Ces peintures sur soie ont été reconstituées selon le descriptif de l'époque et à la manière du peintre d'origine Alexis Peyrotte. À gauche, une commode restituée par l'Élysée.
Ces peintures sur soie ont été reconstituées selon le descriptif de l'époque et à la manière du peintre d'origine Alexis Peyrotte. À gauche, une commode restituée par l'Élysée.
© Radio France - Fiona Moghaddam

Un travail d’autant plus facilité que les décors ont été extrêmement bien conservés, à environ 70%. Lorsqu’ils ont investi les lieux, les marins étant de l’Ancien Régime, "ils n’avaient pas un esprit de revanche, raconte Joseph Achkar. Ils n’ont absolument rien arraché, ni abîmé.
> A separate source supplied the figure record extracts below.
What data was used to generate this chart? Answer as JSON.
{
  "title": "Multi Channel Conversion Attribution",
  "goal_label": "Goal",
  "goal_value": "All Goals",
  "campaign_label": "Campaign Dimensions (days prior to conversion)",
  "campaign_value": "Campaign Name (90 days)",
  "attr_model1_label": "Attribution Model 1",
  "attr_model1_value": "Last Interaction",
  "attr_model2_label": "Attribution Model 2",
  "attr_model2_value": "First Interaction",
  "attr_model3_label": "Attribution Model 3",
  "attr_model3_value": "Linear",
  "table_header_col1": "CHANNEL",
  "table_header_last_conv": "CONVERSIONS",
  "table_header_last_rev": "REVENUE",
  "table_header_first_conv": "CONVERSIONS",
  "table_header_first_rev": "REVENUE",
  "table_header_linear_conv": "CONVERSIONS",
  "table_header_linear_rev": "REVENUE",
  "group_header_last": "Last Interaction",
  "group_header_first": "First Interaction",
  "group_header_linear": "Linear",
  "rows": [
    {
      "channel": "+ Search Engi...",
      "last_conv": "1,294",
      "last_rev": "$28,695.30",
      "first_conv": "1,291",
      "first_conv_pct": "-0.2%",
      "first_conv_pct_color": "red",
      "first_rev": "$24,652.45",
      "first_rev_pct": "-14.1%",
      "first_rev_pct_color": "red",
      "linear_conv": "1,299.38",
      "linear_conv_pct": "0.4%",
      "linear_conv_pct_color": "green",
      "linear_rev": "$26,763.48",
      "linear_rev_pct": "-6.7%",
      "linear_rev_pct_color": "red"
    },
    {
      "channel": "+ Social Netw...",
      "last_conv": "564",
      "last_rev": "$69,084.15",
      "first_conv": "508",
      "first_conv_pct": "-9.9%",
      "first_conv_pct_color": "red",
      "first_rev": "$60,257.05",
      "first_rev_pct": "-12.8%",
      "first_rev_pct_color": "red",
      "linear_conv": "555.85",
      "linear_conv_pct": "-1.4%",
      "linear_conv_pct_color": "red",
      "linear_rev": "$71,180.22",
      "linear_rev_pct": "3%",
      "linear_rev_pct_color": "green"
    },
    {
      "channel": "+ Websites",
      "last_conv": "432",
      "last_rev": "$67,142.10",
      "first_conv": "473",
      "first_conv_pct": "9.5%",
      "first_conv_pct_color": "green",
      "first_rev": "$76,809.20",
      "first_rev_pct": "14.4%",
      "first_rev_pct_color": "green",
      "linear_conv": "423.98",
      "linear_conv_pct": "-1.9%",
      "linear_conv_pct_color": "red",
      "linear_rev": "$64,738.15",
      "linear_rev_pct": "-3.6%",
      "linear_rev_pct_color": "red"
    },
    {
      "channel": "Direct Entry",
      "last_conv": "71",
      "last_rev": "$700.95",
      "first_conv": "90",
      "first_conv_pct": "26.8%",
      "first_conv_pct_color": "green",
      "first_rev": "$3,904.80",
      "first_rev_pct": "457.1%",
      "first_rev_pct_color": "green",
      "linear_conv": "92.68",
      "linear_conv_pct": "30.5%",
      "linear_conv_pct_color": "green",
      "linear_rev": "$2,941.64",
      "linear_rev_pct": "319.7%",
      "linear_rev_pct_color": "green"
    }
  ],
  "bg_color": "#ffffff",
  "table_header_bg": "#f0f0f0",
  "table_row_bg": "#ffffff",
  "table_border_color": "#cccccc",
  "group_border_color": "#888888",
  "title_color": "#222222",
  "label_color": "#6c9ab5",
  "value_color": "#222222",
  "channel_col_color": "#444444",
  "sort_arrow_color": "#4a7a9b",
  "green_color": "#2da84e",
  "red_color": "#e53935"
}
La seule chose qu’ils ont faite c’est, comme sur leur bateau, repeindre et repeindre." Les peintures d’origine ont été mises au jour, protégées par un vernis, sous de multiples couches de peinture, jusqu'à une vingtaine par endroit. 

Pour le mobilier, le Centre des monuments nationaux a mené un travail de recherche et de localisation des meubles et objets originaux. C’est ainsi qu’une commode qui était jusqu’à présent à l’Élysée, commandée par Marc-Antoine Thierry de Ville-d’Avray à Jean-Henri Riesener (célèbre ébéniste du XVIIIe siècle), a été restituée par le président de la République Emmanuel Macron à l’Hôtel de la Marine. 

Afin d’être le plus proche de la réalité des XVIIIe et XIXe siècles, les décorateurs ont aussi acquis des tissus d’époque, notamment pour les rideaux et les chaises.

Des collections de l'émir du Qatar

Une partie de l’Hôtel de la Marine accueillera la collection du Cheikh Hamad bin Abdullah Al Thani. Un espace de 400 m² lui est attribué dans l’ancienne galerie des tapisseries du Garde-Meuble et de la salle autrefois affectée au centre opérationnel de la Marine. Un accord de mécénat a été conclu avec la Fondation Al Thani, lui permettant de présenter la collection privée de la famille royale du Qatar pendant vingt ans. 

Al Thani a soutenu très généreusement le projet de restauration de l’Hôtel de la Marine et a procédé à l’acquisition pour le Centre des monuments nationaux de certains meubles prestigieux et onéreux aujourd’hui présentés dans les appartements de l’Intendant.                    
Jocelyn Bouraly

Sur les 132 millions d’euros de budget pour la restauration de l’Hôtel de la Marine, 20 millions proviennent du mécénat ou d’autres ressources. 

La collection Al Thani, très éclectique, contient plus de 6 000 œuvres, notamment de l’Antiquité, avec des objets d’art pré-colombier, du Moyen-Orient, de la Chine ancienne… Pour l’inauguration, à l’automne, les pièces maîtresses seront présentées comme cette figure royale d’Egypte ancienne ou encore ce pendentif en bois Maya. La Fondation Al Thani prévoit deux expositions par an.